There is another caveat that I am more nervous about. You are talking about arbitrary indices for computable well orderings. Usually, when we do ordinal analysis, we look at particular "nice" indices, which compute the well order in a nice way. It is known that there are various tricks that one can do with indices to hide what they are doing. For example, there is an index $e$ that really computes an order of type $\omega$, but Peano Arithmetic does not prove that the order computed by $e$ has a least element. So does that mean, in your setup, that the least ordinal that PA cannot prove to be well founded is $\omega$?

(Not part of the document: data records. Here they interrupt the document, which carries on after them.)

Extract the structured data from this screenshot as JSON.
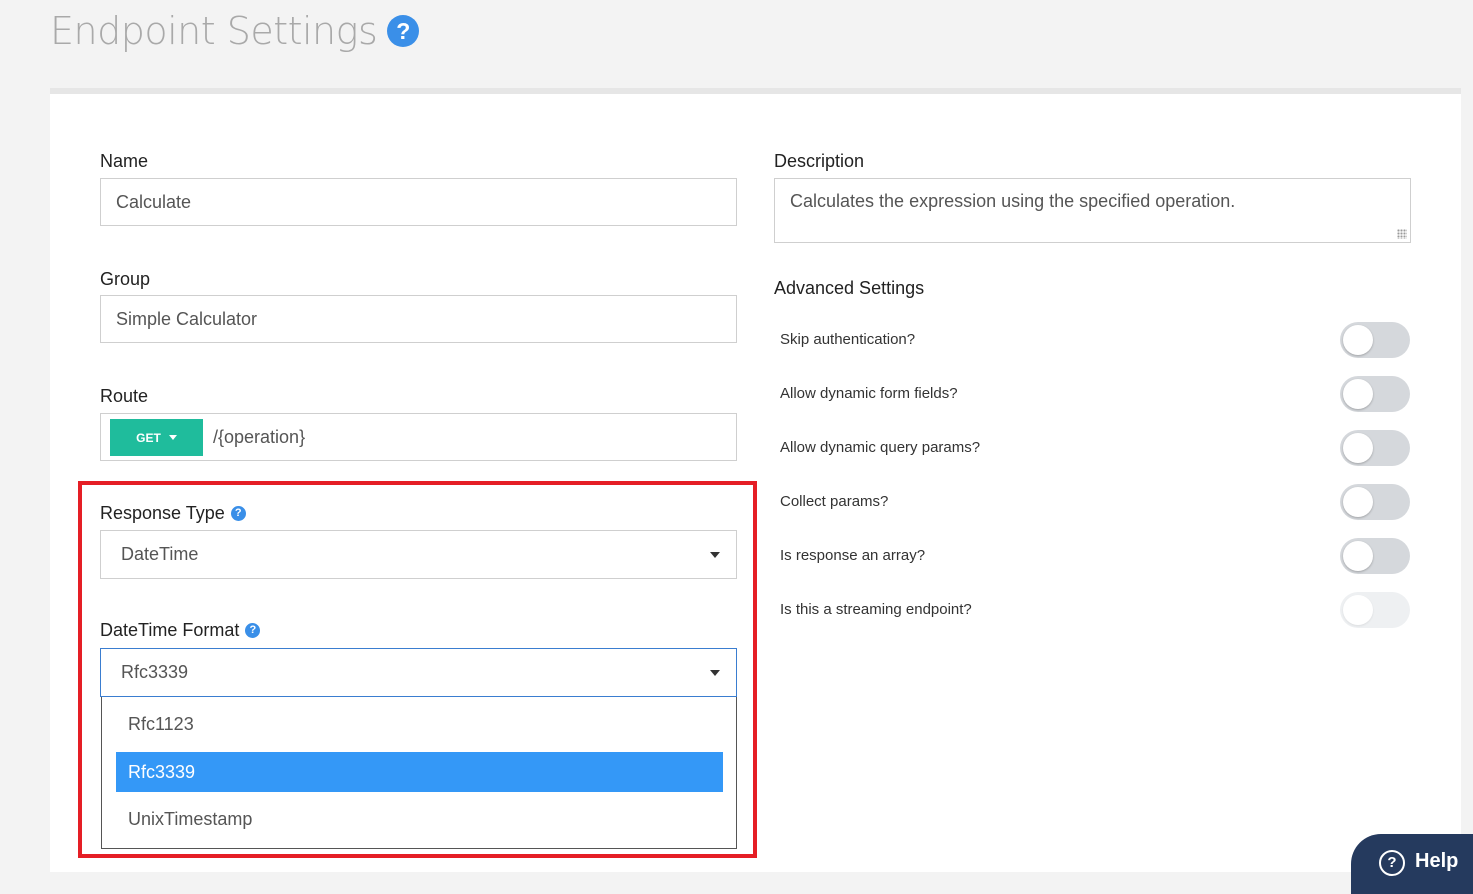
{
  "header": {
    "title": "Endpoint Settings",
    "help_icon": "?"
  },
  "form": {
    "name": {
      "label": "Name",
      "value": "Calculate"
    },
    "group": {
      "label": "Group",
      "value": "Simple Calculator"
    },
    "route": {
      "label": "Route",
      "method": "GET",
      "path": "/{operation}"
    },
    "response_type": {
      "label": "Response Type",
      "help_icon": "?",
      "value": "DateTime"
    },
    "datetime_format": {
      "label": "DateTime Format",
      "help_icon": "?",
      "value": "Rfc3339",
      "options": [
        "Rfc1123",
        "Rfc3339",
        "UnixTimestamp"
      ],
      "selected_index": 1
    },
    "description": {
      "label": "Description",
      "value": "Calculates the expression using the specified operation."
    }
  },
  "advanced": {
    "heading": "Advanced Settings",
    "settings": [
      {
        "label": "Skip authentication?",
        "on": false,
        "disabled": false
      },
      {
        "label": "Allow dynamic form fields?",
        "on": false,
        "disabled": false
      },
      {
        "label": "Allow dynamic query params?",
        "on": false,
        "disabled": false
      },
      {
        "label": "Collect params?",
        "on": false,
        "disabled": false
      },
      {
        "label": "Is response an array?",
        "on": false,
        "disabled": false
      },
      {
        "label": "Is this a streaming endpoint?",
        "on": false,
        "disabled": true
      }
    ]
  },
  "help_widget": {
    "label": "Help",
    "icon": "?"
  },
  "colors": {
    "method_button": "#1fbc9c",
    "selected_option": "#3498f7",
    "highlight_border": "#e51e25",
    "help_icon": "#3a8fe8",
    "help_widget": "#253a5e"
  }
}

So, really, statements that claim to identify the proof-theoretic ordinal have to be understood as informal interpretations of particular results, rather than being statements about a formal definition of "proof theoretic ordinal". See https://mathoverflow.net/questions/52926/proof-theoretic-ordinal/52927#52927
I am going to ignore that temporarily, and give an answer in the spirit of the question, because it shows a key fact about $\mathcal{O}$. But I am not convinced that the thing that is being found is really "the proof theoretic ordinal of $T$".

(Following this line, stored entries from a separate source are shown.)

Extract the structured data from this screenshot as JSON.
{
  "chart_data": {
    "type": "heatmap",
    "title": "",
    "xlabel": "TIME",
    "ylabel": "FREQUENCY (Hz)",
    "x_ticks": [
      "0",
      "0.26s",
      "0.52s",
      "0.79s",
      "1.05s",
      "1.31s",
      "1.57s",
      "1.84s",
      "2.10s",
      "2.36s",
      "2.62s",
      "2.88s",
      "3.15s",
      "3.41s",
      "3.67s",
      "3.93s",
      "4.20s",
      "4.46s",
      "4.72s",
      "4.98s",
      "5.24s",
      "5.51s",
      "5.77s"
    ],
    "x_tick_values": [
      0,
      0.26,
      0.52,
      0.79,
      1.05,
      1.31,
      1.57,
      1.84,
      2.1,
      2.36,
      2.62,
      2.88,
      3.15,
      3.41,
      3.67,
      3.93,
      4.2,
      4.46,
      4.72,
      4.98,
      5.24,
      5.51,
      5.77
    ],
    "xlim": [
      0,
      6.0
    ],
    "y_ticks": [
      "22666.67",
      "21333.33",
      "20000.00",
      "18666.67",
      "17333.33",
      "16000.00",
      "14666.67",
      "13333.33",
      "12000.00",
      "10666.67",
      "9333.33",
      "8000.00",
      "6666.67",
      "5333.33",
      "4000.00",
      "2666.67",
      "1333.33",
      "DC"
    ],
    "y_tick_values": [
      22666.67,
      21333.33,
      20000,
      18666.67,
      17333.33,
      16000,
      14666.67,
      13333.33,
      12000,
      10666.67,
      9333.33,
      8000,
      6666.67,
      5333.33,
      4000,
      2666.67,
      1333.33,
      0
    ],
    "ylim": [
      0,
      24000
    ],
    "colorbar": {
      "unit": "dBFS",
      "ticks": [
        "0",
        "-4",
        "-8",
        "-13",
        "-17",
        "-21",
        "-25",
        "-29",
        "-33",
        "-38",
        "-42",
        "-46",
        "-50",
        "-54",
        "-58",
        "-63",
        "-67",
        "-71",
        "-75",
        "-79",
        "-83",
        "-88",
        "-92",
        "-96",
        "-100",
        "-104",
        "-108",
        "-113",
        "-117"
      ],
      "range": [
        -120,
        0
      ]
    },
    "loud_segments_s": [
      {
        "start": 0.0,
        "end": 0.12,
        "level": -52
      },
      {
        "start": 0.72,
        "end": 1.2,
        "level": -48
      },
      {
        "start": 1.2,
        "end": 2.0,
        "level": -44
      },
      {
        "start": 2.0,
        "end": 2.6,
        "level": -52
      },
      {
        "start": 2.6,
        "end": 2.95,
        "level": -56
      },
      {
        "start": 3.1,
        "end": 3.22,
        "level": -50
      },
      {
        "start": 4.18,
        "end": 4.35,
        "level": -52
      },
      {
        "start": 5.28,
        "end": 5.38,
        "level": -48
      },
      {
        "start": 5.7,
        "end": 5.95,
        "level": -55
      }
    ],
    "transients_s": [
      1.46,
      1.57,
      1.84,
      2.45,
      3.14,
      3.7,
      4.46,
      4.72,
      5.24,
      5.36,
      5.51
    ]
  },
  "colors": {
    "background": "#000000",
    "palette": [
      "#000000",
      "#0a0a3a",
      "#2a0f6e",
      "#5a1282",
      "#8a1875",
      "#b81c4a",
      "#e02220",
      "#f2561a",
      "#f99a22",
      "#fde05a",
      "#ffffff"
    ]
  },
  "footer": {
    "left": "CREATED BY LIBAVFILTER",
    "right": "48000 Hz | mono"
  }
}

Now I will proceed to the construction. Given an index $t$ for $T$, the statement "For every $i \in S(e)$, $T$ proves the sentence with Goedel number $i$" can be written as an arithmetical formula $\phi(t,e)$, where the same formula $\phi$ works for all $t$ and $e$. Basically, $\phi$ says: whenever $e$ enumerates a formula $i$, there is a formal proof of that formula from the set of axioms enumerated by $t$.
Thus there is also an arithmetical formula $\psi(t,e)$ which says that $e$ computes a linear order of $\omega$, and $\phi(t,e)$ does not hold but, for every $e' <_e e$, $\phi(t,e')$ does not hold. The last part quantifies over every proper initial segment of the ordering computed by $e$. Note that if $e$ actually computes a well ordering, then $\psi(t,e)$ holds if and only if the order type of $e$ is (in some imprecise sense, but I think the one you mean) the "proof theoretic ordinal of $T$."

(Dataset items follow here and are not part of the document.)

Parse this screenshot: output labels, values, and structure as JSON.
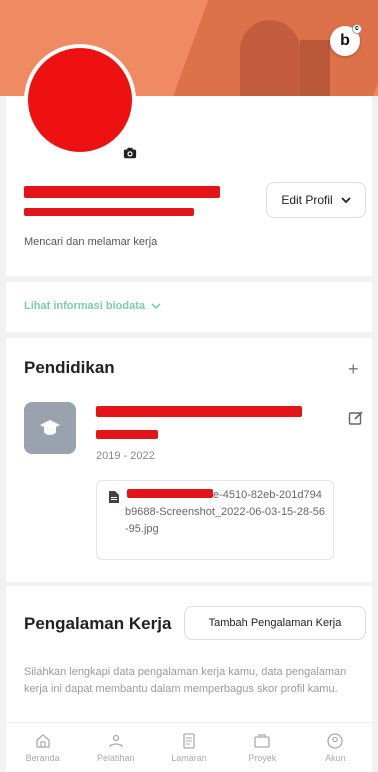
{
  "cover": {
    "badge_icon": "brand-logo-icon"
  },
  "profile": {
    "edit_label": "Edit Profil",
    "tagline": "Mencari dan melamar kerja"
  },
  "bio": {
    "link_label": "Lihat informasi biodata"
  },
  "education": {
    "title": "Pendidikan",
    "years": "2019 - 2022",
    "file_name": "e-4510-82eb-201d794b9688-Screenshot_2022-06-03-15-28-56-95.jpg"
  },
  "experience": {
    "title": "Pengalaman Kerja",
    "add_label": "Tambah Pengalaman Kerja",
    "description": "Silahkan lengkapi data pengalaman kerja kamu, data pengalaman kerja ini dapat membantu dalam memperbagus skor profil kamu."
  },
  "nav": {
    "items": [
      {
        "label": "Beranda",
        "icon": "home-icon"
      },
      {
        "label": "Pelatihan",
        "icon": "people-icon"
      },
      {
        "label": "Lamaran",
        "icon": "document-icon"
      },
      {
        "label": "Proyek",
        "icon": "briefcase-icon"
      },
      {
        "label": "Akun",
        "icon": "account-icon"
      }
    ]
  },
  "colors": {
    "cover": "#f08a63",
    "accent": "#7ecbb0",
    "redaction": "#e4141b"
  }
}
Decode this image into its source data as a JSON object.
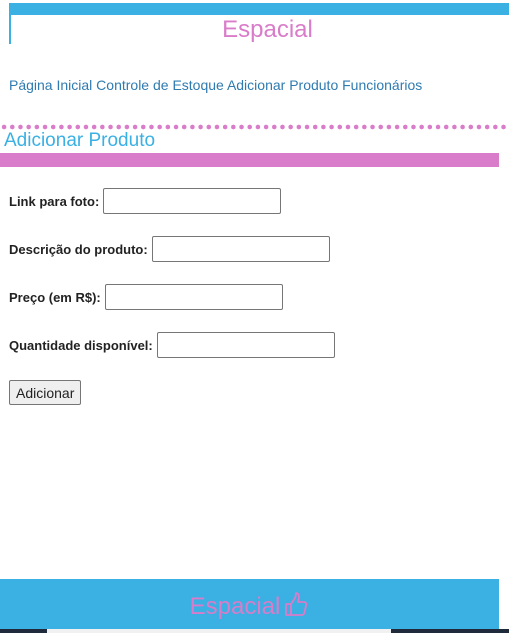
{
  "header": {
    "title": "Espacial"
  },
  "nav": {
    "items": [
      {
        "label": "Página Inicial"
      },
      {
        "label": "Controle de Estoque"
      },
      {
        "label": "Adicionar Produto"
      },
      {
        "label": "Funcionários"
      }
    ]
  },
  "section": {
    "title": "Adicionar Produto"
  },
  "form": {
    "photo_label": "Link para foto:",
    "photo_value": "",
    "description_label": "Descrição do produto:",
    "description_value": "",
    "price_label": "Preço (em R$):",
    "price_value": "",
    "quantity_label": "Quantidade disponível:",
    "quantity_value": "",
    "submit_label": "Adicionar"
  },
  "footer": {
    "title": "Espacial",
    "icon": "thumbs-up-icon"
  },
  "colors": {
    "blue": "#3ab0e3",
    "pink": "#d97cc9",
    "link": "#2f7bb0"
  }
}
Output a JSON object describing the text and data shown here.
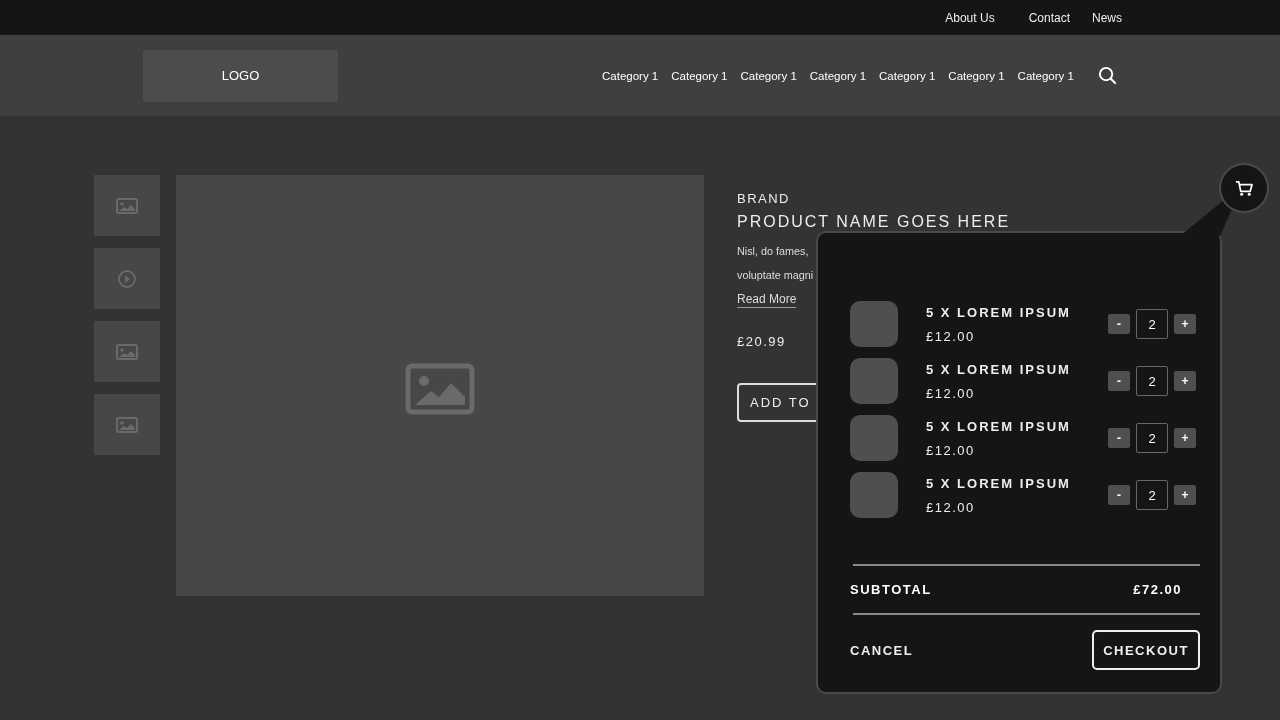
{
  "top_links": [
    "About Us",
    "Contact",
    "News"
  ],
  "logo": "LOGO",
  "categories": [
    "Category 1",
    "Category 1",
    "Category 1",
    "Category 1",
    "Category 1",
    "Category 1",
    "Category 1"
  ],
  "thumbnails": [
    {
      "kind": "image"
    },
    {
      "kind": "video"
    },
    {
      "kind": "image"
    },
    {
      "kind": "image"
    }
  ],
  "product": {
    "brand": "BRAND",
    "name": "PRODUCT NAME GOES HERE",
    "description": [
      "Nisl, do fames,",
      "voluptate magni"
    ],
    "read_more": "Read More",
    "price": "£20.99",
    "add_button": "ADD TO"
  },
  "cart": {
    "items": [
      {
        "name": "5 X LOREM IPSUM",
        "price": "£12.00",
        "quantity": "2"
      },
      {
        "name": "5 X LOREM IPSUM",
        "price": "£12.00",
        "quantity": "2"
      },
      {
        "name": "5 X LOREM IPSUM",
        "price": "£12.00",
        "quantity": "2"
      },
      {
        "name": "5 X LOREM IPSUM",
        "price": "£12.00",
        "quantity": "2"
      }
    ],
    "minus": "-",
    "plus": "+",
    "subtotal_label": "SUBTOTAL",
    "subtotal": "£72.00",
    "cancel": "CANCEL",
    "checkout": "CHECKOUT"
  }
}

The index $\mathcal{O}$ is very strong. In particular, given any arithmetical formula, we can use $\mathcal{O}$ to tell whether that formula is true or false.
Formally, this is the fact that $\emptyset^{(\omega)} <_T \text{HJ}(\emptyset) = \mathcal{O}$. Now, given $t$, we can do the following: enumerate all values of $e$. For each one, first ask whether $e \in \mathcal{O}$. If not, move on to the next value of $e$. If $e \in \mathcal{O}$, ask whether $\psi(e,t)$ holds. If so, we have found the ordinal for $t$. Otherwise, move on to the next value of $e$. This will find some sort of "proof theoretic ordinal" $e$, subject to my caveat above.